I’ve just come out of another surprise couple month-ish long depressive episode, and am now diving head first into a heat warning when every single medication I am on causes heat sensitivity. The air conditioner at home went in last night and is working hard to take the edge off at home.
As it turns out, ventilation in the office at work is broken, and it was only marginally better at work than it was outside yesterday. Maybe it will be better in there next week In the meantime, I have the air conditioning in the car to get me by.
Since coming out of this depressive episode, I have had some thoughts and thought I might share some of them. They may or may not be deep and insightful.
Summer seems to be another depressive season for me. I’ve just come out of another episode and seeing everything that was neglected during the episode is hard.

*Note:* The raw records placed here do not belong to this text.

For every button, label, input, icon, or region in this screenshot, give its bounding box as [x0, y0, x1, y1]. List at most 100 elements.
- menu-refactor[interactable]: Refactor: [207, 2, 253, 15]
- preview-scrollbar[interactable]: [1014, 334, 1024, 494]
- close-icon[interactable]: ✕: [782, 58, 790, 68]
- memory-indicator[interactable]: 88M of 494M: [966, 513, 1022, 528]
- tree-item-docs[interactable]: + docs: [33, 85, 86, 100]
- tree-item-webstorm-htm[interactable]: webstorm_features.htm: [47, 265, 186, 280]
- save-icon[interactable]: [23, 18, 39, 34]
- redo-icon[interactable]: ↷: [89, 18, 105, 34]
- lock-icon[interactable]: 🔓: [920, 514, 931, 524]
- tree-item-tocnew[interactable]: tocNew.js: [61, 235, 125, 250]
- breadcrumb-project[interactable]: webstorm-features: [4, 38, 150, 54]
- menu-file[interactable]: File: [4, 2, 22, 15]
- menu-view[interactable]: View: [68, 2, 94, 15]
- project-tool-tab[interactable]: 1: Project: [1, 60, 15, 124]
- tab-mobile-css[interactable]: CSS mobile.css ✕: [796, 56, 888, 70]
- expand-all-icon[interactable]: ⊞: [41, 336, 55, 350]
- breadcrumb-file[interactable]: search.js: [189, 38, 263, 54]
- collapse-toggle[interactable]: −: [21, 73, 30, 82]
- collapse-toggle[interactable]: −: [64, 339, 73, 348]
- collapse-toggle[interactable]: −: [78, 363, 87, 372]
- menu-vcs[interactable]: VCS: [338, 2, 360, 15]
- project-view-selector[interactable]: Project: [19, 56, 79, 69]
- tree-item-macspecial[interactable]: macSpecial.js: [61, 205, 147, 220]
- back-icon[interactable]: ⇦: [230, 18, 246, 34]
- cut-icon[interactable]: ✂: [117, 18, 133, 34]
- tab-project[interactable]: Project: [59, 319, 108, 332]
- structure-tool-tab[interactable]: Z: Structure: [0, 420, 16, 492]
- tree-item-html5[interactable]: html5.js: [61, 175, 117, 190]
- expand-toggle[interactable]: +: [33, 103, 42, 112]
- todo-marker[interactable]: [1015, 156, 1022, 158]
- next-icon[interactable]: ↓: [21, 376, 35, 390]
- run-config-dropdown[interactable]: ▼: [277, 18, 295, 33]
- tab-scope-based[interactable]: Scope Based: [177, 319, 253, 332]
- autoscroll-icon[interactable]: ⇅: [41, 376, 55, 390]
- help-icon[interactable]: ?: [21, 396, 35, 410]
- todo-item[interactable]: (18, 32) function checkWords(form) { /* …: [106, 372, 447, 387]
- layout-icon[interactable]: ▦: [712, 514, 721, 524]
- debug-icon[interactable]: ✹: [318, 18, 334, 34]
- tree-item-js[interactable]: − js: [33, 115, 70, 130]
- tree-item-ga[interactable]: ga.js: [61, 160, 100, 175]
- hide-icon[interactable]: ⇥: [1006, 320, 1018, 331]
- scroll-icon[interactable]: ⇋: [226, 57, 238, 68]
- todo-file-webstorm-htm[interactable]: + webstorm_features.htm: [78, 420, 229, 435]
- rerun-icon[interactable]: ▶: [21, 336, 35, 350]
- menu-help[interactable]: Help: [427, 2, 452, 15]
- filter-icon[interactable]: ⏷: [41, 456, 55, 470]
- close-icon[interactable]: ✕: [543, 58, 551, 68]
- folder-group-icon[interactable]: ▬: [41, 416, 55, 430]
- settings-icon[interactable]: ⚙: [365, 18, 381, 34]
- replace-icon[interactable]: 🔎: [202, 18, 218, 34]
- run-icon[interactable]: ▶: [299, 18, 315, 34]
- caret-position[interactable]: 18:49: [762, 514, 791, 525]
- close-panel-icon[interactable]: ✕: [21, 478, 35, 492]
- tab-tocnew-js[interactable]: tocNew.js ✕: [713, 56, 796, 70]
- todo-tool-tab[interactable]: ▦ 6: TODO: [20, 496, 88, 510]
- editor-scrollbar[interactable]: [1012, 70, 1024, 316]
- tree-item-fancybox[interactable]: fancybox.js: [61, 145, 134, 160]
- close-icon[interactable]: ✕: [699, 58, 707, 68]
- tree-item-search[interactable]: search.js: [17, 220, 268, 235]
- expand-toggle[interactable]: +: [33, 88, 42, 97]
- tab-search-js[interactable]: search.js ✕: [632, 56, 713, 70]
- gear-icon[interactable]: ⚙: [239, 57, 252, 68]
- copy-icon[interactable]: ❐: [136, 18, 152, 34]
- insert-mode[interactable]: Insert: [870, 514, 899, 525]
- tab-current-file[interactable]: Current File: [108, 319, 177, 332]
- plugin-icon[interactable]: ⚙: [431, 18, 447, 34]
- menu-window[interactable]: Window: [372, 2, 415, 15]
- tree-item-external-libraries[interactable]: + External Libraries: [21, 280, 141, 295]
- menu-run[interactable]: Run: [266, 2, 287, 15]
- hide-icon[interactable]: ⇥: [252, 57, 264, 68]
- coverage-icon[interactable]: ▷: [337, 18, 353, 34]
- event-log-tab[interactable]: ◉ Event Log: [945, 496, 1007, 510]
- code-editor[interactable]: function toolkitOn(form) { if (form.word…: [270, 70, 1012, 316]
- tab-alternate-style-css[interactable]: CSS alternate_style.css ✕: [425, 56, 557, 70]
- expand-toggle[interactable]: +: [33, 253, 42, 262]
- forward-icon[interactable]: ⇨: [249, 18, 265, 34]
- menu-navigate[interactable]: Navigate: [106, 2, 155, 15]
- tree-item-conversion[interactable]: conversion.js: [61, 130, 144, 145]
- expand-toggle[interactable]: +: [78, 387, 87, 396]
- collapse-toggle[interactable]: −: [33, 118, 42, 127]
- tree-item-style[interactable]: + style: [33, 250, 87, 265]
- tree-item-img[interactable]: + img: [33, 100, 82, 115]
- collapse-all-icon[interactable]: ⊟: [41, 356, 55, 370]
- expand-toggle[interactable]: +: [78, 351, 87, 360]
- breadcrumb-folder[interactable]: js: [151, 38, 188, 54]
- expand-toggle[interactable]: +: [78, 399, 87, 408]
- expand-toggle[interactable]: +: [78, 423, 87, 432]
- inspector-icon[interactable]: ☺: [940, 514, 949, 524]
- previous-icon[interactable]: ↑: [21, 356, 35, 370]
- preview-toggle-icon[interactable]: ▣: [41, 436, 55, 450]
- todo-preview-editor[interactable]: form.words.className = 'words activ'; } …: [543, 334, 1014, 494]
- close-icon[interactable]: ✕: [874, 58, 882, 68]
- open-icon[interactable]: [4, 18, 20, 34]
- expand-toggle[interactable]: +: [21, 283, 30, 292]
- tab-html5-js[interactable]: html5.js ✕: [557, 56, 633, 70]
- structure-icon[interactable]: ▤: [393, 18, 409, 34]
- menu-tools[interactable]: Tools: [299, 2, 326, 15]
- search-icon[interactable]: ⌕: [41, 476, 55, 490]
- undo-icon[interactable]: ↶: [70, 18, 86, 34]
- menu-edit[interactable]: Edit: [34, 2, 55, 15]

Since I bought my iPad, I have fallen in love with digital art. I want to learn all the things!
I have zero motivation to write my book. It has been sitting there, waiting… and just nope. It has been months now.
I appreciate my roommate in that I know he sees me. I also know he would say something if things ever got really bad. He can be supportive, but also kick my ass if I need it.

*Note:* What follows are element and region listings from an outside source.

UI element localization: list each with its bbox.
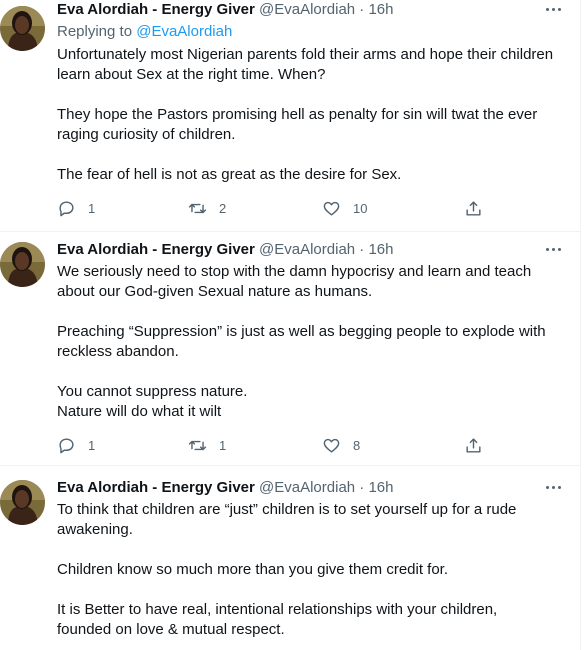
like-count: 8: [353, 437, 361, 453]
like-button[interactable]: 8: [322, 435, 360, 455]
tweet-line: Preaching “Suppression” is just as well …: [57, 323, 546, 340]
tweet-line: We seriously need to stop with the damn …: [57, 263, 532, 280]
like-button[interactable]: 10: [322, 198, 367, 218]
retweet-button[interactable]: 1: [188, 435, 226, 455]
tweet-line: raging curiosity of children.: [57, 126, 236, 143]
avatar[interactable]: [0, 242, 45, 287]
tweet-text: We seriously need to stop with the damn …: [57, 262, 567, 422]
reply-icon: [59, 437, 74, 453]
author-name[interactable]: Eva Alordiah - Energy Giver: [57, 1, 255, 18]
retweet-count: 1: [219, 437, 227, 453]
reply-button[interactable]: 1: [57, 435, 95, 455]
share-button[interactable]: [464, 198, 483, 218]
tweet-text: Unfortunately most Nigerian parents fold…: [57, 45, 567, 185]
share-icon: [466, 200, 481, 216]
tweet-line: learn about Sex at the right time. When?: [57, 66, 326, 83]
tweet-2[interactable]: Eva Alordiah - Energy Giver @EvaAlordiah…: [0, 240, 580, 462]
tweet-text: To think that children are “just” childr…: [57, 500, 567, 640]
retweet-button[interactable]: 2: [188, 198, 226, 218]
share-icon: [466, 437, 481, 453]
tweet-header: Eva Alordiah - Energy Giver @EvaAlordiah…: [57, 0, 394, 20]
tweet-divider: [0, 465, 580, 466]
separator: ·: [359, 241, 365, 258]
more-icon[interactable]: [538, 478, 568, 498]
tweet-line: Unfortunately most Nigerian parents fold…: [57, 46, 554, 63]
tweet-line: To think that children are “just” childr…: [57, 501, 517, 518]
tweet-line: They hope the Pastors promising hell as …: [57, 106, 538, 123]
replying-to: Replying to @EvaAlordiah: [57, 22, 232, 42]
author-handle[interactable]: @EvaAlordiah: [259, 241, 355, 258]
tweet-line: You cannot suppress nature.: [57, 383, 248, 400]
author-handle[interactable]: @EvaAlordiah: [259, 479, 355, 496]
share-button[interactable]: [464, 435, 483, 455]
tweet-line: reckless abandon.: [57, 343, 179, 360]
retweet-icon: [188, 440, 207, 450]
author-handle[interactable]: @EvaAlordiah: [259, 1, 355, 18]
tweet-3[interactable]: Eva Alordiah - Energy Giver @EvaAlordiah…: [0, 478, 580, 650]
reply-button[interactable]: 1: [57, 198, 95, 218]
replying-to-link[interactable]: @EvaAlordiah: [136, 23, 232, 40]
retweet-icon: [188, 203, 207, 213]
tweet-line: Children know so much more than you give…: [57, 561, 449, 578]
timestamp[interactable]: 16h: [368, 479, 393, 496]
author-name[interactable]: Eva Alordiah - Energy Giver: [57, 479, 255, 496]
separator: ·: [359, 479, 365, 496]
tweet-line: awakening.: [57, 521, 133, 538]
tweet-line: founded on love & mutual respect.: [57, 621, 285, 638]
reply-icon: [59, 200, 74, 216]
like-count: 10: [353, 200, 368, 216]
timeline-border: [580, 0, 581, 650]
separator: ·: [359, 1, 365, 18]
tweet-line: It is Better to have real, intentional r…: [57, 601, 498, 618]
reply-count: 1: [88, 200, 96, 216]
tweet-header: Eva Alordiah - Energy Giver @EvaAlordiah…: [57, 478, 394, 498]
tweet-header: Eva Alordiah - Energy Giver @EvaAlordiah…: [57, 240, 394, 260]
avatar[interactable]: [0, 480, 45, 525]
tweet-1[interactable]: Eva Alordiah - Energy Giver @EvaAlordiah…: [0, 0, 580, 230]
tweet-divider: [0, 231, 580, 232]
like-icon: [323, 201, 340, 216]
retweet-count: 2: [219, 200, 227, 216]
avatar[interactable]: [0, 6, 45, 51]
tweet-line: The fear of hell is not as great as the …: [57, 166, 402, 183]
reply-count: 1: [88, 437, 96, 453]
replying-prefix: Replying to: [57, 23, 133, 40]
like-icon: [323, 438, 340, 453]
tweet-line: Nature will do what it wilt: [57, 403, 222, 420]
more-icon[interactable]: [538, 240, 568, 260]
timestamp[interactable]: 16h: [368, 241, 393, 258]
timestamp[interactable]: 16h: [368, 1, 393, 18]
tweet-line: about our God-given Sexual nature as hum…: [57, 283, 373, 300]
more-icon[interactable]: [538, 0, 568, 20]
author-name[interactable]: Eva Alordiah - Energy Giver: [57, 241, 255, 258]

I need to figure out balancing work again. I’ve lost my groove as far as managing my desk goes.
My bed, in my room, is the safest place in the world for me. Sometimes, I never want to leave it.
Giving my weeks a routine makes my brain happy. Now, just to figure out how to keep that routine going.
Even when busy, my people always remember to check in. I love them like family and could not imagine a lift without them.
The marigolds on my deck are thriving. My deck looks great this year. Just need to start using it now.
I missed reading. I’m back to reading daily, and I don’t know how I went without it.
Summer quickly evolves into hell. Thanks heat, I hate it. It not only bums me out because I can’t really go outside due to my heat sensitivity, but it also makes my body pain much more difficult to manage.